Airflow PostgresOperator 报告插入/更新/删除的数量。

huangapple go评论77阅读模式
英文:

airflow PostgresOperator report number of inserts/updates/deletes

问题

我正在探索用Apache Airflow替换我们自己构建的SQL文件编排框架。

我们目前在执行时间、历史记录和记录数(INSERTED/UPDATED/DELETED)上有详尽的日志记录。前两者由Airflow标准日志支持,但我找不到记录操作结果计数的方法。

如何记录这些数据呢?最好是通过SQL文件,然后如何将它们可视化在一个漂亮的图表中?

我的简单示例DAG如下:

with DAG(
    dag_id="postgres_operator_dag",
    start_date=datetime.datetime(2023, 2, 2),
    schedule_interval=None,
    catchup=False,
) as dag:

    proc_r = PostgresOperator(task_id='proc_r',
                             postgres_conn_id='postgres_dbad2a',
                             sql=['001-test.sql', '002-test.sql'])

    proc_r
英文:

I'm exploring replacing our home-build SQL file orchestration framework with apache airflow.

We currently have extensive logging on execution time, history and number of records INSERTED/UPDATED/DELETED. The first two are supported by Airflow standard logging, however, I could not find a way to log the resulting counts of the operations.

What would be the way to log these? Preferably by sql file? And how make them visible in a nice graph?

My simple exmaple DAG looks like this:

with DAG(
    dag_id="postgres_operator_dag",
    start_date=datetime.datetime(2023, 2, 2),
    schedule_interval=None,
    catchup=False,
) as dag:

    proc_r= PostgresOperator(task_id='proc_r',
                             postgres_conn_id='postgres_dbad2a',
                             sql=['001-test.sql','002-test.sql'])


    proc_r

答案1

得分: 3

First, PostgresOperator is deprecated. You should use SQLExecuteQueryOperator (see source code).

I raised a PR to address this which is expected to be released in the next version of apache-airflow-providers-common-sql.

For apache-airflow-providers-common-sql>1.3.4:

SQLExecuteQueryOperator(
...,
show_return_value_in_logs=True
)

For apache-airflow-providers-common-sql<=1.3.4:

The operator does not support printing to log, it can only push to xcom the result value. You can handle it by writing a custom operator (Noting: It require to override a private function which is risky! so use this with judgment)

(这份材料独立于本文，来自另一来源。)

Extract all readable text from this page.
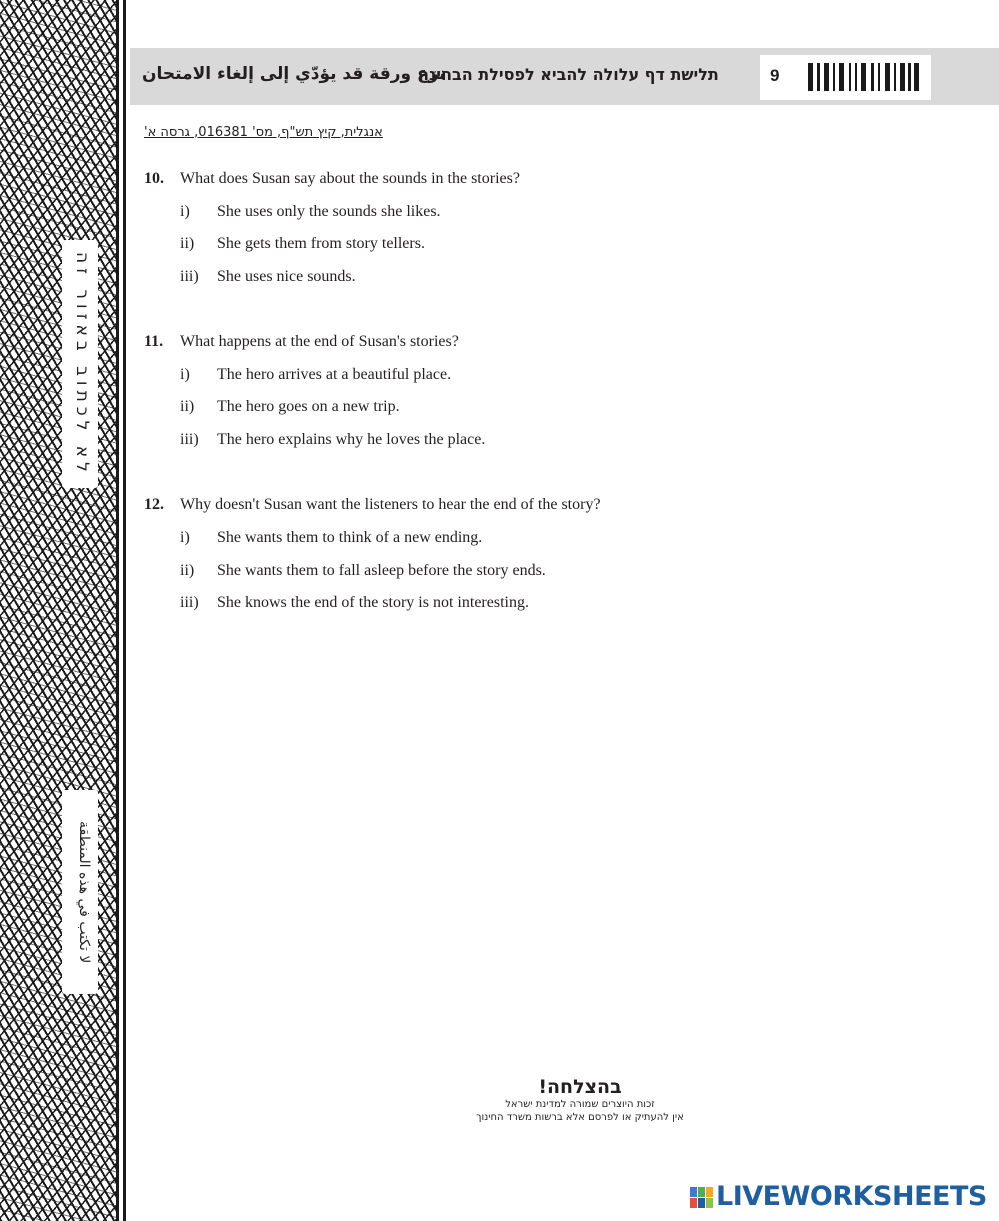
לא לכתוב באזור זה
لا تكتب في هذه المنطقة
نزع ورقة قد يؤدّي إلى إلغاء الامتحان
תלישת דף עלולה להביא לפסילת הבחינה	9
אנגלית, קיץ תש"ף, מס' 016381, גרסה א'
10. What does Susan say about the sounds in the stories?
i) She uses only the sounds she likes.
ii) She gets them from story tellers.
iii) She uses nice sounds.
11. What happens at the end of Susan's stories?
i) The hero arrives at a beautiful place.
ii) The hero goes on a new trip.
iii) The hero explains why he loves the place.
12. Why doesn't Susan want the listeners to hear the end of the story?
i) She wants them to think of a new ending.
ii) She wants them to fall asleep before the story ends.
iii) She knows the end of the story is not interesting.
בהצלחה!
זכות היוצרים שמורה למדינת ישראל
אין להעתיק או לפרסם אלא ברשות משרד החינוך
LIVEWORKSHEETS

from airflow.providers.common.sql.operators.sql import SQLExecuteQueryOperator

class MySQLExecuteQueryOperator(SQLExecuteQueryOperator):
def _process_output(self, results: list[Any], descriptions: list[Sequence[Sequence] | None]) -> list[Any]:
self.log.info("result is: %s", results)
return results

Running:

MySQLExecuteQueryOperator(task_id='some_sql',
conn_id='postgres_default',
sql="SELECT 4*5"
)

Will give:
Airflow PostgresOperator 报告插入/更新/删除的数量。

英文:

First, PostgresOperator is deprecated. You should use SQLExecuteQueryOperator (see source code).

I raised a PR to address this which is expected to be released in next version of apache-airflow-providers-common-sql.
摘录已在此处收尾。